All that I can report on this point is that we are feeling our way towards something effective—praying continually, and watching diligently for an answer to our prayer, that God will raise up some Chinese believer and endue him with such power that he may not only disciple those already gathered in our schools, but may make his voice to be heard among the perishing crowds that now refuse to enter our opened doors, and love darkness rather than light.
For three months past we have had Loo Quong in the field—a faithful and beloved missionary helper, previously serving in our Central school in San Francisco. He spent one month in Oroville, one in Marysville, and is about completing a third in Stockton. At each of these points he was joyfully welcomed, and his abundant labors were rewarded by some measure of success.

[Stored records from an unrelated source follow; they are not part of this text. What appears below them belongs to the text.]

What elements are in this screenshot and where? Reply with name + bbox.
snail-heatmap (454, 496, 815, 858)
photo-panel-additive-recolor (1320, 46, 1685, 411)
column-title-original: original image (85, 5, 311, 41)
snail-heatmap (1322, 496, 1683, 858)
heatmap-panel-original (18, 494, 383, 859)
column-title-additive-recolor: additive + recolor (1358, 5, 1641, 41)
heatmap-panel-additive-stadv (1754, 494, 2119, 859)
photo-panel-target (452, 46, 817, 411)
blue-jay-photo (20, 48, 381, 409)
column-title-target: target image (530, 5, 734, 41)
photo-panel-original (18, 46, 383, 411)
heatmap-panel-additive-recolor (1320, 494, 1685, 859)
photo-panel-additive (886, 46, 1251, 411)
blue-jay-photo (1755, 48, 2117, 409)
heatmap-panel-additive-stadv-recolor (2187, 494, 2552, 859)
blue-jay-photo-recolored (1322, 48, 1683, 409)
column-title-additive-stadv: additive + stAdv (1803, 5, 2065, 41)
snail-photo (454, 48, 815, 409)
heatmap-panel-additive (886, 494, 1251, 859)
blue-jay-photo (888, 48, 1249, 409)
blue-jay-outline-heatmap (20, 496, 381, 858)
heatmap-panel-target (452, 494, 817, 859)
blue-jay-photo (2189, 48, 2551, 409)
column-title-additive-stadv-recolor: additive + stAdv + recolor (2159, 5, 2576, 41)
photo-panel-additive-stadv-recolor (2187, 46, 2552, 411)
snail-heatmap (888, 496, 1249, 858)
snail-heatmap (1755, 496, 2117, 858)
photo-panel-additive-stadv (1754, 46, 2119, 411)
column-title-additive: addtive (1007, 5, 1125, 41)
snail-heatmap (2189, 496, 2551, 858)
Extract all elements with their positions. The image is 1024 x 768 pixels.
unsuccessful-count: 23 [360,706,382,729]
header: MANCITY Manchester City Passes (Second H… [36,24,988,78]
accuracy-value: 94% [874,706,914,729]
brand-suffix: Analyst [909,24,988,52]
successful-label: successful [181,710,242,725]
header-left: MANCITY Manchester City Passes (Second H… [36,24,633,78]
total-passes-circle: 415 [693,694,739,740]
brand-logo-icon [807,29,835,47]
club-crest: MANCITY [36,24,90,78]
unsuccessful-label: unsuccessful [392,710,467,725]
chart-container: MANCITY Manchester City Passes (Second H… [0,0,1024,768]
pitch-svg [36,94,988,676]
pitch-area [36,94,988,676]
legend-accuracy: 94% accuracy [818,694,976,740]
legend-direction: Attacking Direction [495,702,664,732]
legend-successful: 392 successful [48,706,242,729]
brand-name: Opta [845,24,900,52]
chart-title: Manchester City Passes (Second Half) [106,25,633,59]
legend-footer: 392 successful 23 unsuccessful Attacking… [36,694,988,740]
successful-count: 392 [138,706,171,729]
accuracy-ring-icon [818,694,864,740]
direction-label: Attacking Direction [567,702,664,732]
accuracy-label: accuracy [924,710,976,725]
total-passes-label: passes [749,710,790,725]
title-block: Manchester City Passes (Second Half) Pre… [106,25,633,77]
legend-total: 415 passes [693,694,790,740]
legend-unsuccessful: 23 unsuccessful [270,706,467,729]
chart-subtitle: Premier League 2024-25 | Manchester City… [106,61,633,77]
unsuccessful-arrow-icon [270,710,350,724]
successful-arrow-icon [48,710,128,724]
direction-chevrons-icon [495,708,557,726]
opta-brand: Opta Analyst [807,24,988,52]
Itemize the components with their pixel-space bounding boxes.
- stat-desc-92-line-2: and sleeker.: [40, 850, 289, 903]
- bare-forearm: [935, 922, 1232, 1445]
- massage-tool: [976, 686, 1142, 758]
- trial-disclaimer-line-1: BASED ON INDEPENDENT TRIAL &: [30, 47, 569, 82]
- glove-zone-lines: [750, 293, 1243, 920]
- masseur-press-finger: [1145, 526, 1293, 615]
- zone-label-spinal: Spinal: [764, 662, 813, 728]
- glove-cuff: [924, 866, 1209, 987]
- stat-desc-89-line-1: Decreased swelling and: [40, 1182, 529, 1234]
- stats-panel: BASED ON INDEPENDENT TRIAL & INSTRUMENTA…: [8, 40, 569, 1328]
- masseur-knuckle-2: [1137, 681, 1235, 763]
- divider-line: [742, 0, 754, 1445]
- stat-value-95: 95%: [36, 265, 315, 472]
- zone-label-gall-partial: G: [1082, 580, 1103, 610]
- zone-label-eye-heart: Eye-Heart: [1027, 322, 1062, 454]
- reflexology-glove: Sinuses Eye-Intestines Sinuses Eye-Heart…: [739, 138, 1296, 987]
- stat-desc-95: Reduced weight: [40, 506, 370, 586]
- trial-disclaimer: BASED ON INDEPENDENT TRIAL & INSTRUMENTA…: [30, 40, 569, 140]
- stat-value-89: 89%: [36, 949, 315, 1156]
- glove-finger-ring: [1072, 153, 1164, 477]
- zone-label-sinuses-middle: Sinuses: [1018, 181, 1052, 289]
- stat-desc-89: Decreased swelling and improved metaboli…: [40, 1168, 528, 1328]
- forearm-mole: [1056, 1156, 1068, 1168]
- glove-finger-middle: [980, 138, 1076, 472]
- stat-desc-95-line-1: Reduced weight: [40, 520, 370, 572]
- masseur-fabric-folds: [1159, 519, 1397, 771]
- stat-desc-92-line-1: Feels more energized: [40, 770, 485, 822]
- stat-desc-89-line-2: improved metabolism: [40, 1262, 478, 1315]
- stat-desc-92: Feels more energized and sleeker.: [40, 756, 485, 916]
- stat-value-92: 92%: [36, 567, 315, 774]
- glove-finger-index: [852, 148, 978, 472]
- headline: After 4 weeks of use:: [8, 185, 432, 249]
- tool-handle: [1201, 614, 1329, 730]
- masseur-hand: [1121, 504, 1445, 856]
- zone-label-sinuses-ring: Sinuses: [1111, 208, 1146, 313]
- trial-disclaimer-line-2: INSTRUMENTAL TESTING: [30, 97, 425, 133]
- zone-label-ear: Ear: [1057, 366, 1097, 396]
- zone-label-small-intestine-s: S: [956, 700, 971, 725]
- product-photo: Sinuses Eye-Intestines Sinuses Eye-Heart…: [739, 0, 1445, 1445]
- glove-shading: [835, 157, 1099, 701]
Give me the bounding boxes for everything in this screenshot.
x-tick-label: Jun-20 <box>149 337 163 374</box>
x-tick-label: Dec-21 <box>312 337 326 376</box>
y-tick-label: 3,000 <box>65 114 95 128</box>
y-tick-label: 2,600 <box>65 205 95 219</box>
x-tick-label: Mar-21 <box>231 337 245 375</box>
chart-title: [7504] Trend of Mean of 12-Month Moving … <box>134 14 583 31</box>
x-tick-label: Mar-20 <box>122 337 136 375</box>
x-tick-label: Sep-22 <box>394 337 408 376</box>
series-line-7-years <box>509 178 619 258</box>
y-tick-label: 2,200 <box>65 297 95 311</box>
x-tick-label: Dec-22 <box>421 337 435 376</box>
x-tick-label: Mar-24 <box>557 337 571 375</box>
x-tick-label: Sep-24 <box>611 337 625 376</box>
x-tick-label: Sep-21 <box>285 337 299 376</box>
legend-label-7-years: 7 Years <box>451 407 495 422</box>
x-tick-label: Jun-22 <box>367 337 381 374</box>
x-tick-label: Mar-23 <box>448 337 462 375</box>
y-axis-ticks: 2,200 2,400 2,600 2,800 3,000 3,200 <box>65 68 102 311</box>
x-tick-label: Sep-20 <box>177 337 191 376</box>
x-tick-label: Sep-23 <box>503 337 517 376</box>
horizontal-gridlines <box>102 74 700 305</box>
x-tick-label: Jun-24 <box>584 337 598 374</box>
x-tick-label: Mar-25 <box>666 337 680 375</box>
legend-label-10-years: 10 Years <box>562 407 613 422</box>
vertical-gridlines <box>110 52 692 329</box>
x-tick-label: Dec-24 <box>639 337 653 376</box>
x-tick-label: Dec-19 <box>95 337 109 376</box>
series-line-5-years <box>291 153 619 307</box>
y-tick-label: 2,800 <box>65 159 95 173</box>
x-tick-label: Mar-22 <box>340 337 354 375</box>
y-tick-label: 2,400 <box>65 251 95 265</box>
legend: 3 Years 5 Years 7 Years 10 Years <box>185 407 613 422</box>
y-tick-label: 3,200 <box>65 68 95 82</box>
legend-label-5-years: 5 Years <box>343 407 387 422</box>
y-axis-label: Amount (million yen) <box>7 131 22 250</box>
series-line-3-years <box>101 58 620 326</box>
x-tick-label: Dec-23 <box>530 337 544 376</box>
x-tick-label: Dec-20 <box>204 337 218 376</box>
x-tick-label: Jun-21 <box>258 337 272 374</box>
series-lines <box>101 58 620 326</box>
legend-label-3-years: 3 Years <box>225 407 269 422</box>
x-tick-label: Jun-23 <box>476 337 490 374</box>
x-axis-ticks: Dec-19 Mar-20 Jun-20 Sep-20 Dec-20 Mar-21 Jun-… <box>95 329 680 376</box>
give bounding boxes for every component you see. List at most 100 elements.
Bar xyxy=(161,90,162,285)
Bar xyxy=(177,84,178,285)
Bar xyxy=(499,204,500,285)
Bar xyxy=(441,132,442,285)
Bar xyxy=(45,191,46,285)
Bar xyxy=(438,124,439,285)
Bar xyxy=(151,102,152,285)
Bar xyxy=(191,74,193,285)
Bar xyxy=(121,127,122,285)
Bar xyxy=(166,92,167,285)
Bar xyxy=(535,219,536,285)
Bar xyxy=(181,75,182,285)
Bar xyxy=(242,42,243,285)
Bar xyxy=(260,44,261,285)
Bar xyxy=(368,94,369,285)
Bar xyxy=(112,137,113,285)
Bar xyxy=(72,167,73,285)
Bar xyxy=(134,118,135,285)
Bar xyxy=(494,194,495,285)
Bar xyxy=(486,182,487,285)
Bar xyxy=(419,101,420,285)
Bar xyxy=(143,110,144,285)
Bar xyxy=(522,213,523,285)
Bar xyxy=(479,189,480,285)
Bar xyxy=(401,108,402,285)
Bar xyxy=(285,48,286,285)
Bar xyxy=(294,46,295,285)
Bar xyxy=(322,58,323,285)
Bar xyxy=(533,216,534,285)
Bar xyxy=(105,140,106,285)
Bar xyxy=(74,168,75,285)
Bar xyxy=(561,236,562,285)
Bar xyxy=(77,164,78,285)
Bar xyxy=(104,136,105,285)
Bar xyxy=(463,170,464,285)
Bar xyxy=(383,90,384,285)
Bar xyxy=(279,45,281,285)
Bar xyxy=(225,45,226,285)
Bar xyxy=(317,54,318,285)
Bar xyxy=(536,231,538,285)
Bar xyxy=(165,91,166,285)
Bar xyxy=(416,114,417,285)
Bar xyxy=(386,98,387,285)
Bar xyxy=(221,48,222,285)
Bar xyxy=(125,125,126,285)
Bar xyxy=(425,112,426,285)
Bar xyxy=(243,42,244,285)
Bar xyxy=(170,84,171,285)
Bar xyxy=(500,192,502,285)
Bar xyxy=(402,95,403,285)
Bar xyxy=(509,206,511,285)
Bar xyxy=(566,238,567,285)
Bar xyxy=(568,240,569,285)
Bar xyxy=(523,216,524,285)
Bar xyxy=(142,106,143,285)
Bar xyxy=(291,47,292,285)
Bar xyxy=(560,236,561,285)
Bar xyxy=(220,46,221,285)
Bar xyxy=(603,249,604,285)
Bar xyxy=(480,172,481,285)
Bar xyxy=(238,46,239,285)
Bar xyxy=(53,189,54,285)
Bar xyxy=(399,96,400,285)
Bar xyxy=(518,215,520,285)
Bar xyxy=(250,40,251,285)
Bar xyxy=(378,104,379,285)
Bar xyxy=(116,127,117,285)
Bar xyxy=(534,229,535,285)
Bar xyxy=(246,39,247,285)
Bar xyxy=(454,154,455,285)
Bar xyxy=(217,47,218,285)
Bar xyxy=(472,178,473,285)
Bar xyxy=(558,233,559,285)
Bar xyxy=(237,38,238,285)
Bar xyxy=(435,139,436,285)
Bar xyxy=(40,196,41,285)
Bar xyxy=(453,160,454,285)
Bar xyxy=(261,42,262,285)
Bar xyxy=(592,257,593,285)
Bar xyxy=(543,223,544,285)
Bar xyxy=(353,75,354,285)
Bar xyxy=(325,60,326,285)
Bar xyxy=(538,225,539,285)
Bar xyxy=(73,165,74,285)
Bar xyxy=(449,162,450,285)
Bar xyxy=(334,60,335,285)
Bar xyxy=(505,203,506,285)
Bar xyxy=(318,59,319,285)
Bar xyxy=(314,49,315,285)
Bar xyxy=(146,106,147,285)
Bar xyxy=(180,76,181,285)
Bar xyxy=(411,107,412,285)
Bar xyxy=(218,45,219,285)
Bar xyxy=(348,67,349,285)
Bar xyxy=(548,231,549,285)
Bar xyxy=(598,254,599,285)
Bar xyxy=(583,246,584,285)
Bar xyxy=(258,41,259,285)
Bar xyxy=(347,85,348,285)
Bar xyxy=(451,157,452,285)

But that for which we pray we have not yet secured, though it waits for us, I am sure, in the gracious purpose of our Lord.
In March, I visited these three missions, and the one in Sacramento also, to which our brother will go as soon as his labors in Stockton are closed. As usual, my observations both lifted me up and cast me down. Most of what is discouraging might have been averted if we had fit Chinese helpers in sufficient numbers, and the means to sustain them. The American teachers at these points are specially faithful, skillful and devoted, but nothing can make up for the loss entailed by the absence of effective Chinese helpers.